Otherwise, software always has bugs that you can find their bulletins. Like I use restic and Borg and there are sometimes integrity errors. I have repositories in both with integrity errors in them.

1 comments

I've had a few cases data loss related to ZFS encryption, causing a total loss of a dataset and all of its ancestor snapshots. The key used by this dataset is simply missing from the keystore, and so it fails mounting with I/O error. We have no idea why or how could it happen, but the pool also had a lot of these "innocuous* bugs, while ZFS never reported a single error from the backing disks. This happened on two different full rebuilds (from scratch, using zpool-create and manual recreation of all datasets with rsync) of the same pool, but on the same hardware and with the same workload. I am 99.999% sure that this is caused by the native encryption code, probably compounded by sending very regular snapshots (not raw, though).

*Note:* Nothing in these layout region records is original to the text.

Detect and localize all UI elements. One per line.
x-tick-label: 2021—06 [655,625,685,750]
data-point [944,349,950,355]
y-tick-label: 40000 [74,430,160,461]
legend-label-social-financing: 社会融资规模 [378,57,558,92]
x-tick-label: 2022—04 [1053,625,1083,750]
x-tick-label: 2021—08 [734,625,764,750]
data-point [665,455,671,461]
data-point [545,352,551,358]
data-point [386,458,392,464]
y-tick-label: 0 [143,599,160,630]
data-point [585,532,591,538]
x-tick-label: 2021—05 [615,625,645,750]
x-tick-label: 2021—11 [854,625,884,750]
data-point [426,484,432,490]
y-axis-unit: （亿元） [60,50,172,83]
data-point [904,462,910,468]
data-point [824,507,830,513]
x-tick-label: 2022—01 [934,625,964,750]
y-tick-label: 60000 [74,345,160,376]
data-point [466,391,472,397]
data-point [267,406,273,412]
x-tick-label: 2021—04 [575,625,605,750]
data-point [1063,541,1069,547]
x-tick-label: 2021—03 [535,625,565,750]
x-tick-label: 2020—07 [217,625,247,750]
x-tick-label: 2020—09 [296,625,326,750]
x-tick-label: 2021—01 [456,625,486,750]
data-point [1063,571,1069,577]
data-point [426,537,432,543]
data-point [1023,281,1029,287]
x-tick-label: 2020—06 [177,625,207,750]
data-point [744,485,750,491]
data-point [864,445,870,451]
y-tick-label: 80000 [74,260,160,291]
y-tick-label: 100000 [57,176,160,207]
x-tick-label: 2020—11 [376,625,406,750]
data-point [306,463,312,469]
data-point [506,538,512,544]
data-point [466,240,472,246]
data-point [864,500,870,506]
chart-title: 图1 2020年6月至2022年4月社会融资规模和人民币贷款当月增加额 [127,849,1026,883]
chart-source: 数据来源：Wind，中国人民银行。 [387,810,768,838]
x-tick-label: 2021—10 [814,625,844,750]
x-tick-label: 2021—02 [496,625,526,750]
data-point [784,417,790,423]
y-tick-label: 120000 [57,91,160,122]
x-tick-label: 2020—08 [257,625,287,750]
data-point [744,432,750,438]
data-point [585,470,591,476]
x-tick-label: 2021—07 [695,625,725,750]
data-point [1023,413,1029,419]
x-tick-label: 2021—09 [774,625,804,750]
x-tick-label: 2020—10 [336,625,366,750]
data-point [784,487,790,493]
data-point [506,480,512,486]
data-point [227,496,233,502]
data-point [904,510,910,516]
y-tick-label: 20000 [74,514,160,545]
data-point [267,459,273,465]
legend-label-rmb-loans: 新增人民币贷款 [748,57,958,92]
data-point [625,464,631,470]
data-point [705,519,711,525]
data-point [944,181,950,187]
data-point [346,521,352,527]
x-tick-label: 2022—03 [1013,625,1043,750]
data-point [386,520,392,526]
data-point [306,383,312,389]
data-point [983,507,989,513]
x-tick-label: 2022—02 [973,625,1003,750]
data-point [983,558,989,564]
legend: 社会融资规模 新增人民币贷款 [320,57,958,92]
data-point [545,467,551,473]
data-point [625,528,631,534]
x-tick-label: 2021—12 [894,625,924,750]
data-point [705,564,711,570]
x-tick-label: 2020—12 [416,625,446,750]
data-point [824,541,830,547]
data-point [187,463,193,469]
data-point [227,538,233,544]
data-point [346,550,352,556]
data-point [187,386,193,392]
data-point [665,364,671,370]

Weirdly, this only happened on a few datasets that were not used a lot, the datasets that have lots of IO have only had the innocuous errors (the ones that refer to deleted files).

I did try debugging some of this with a ZFS developer, but we were not able to recover the data, and digged deep enough to see that something was very wrong with these datasets (it was not just a bitflip somewhere, rather that dataset used a key from the keystore that was supposed to exist, but didn't.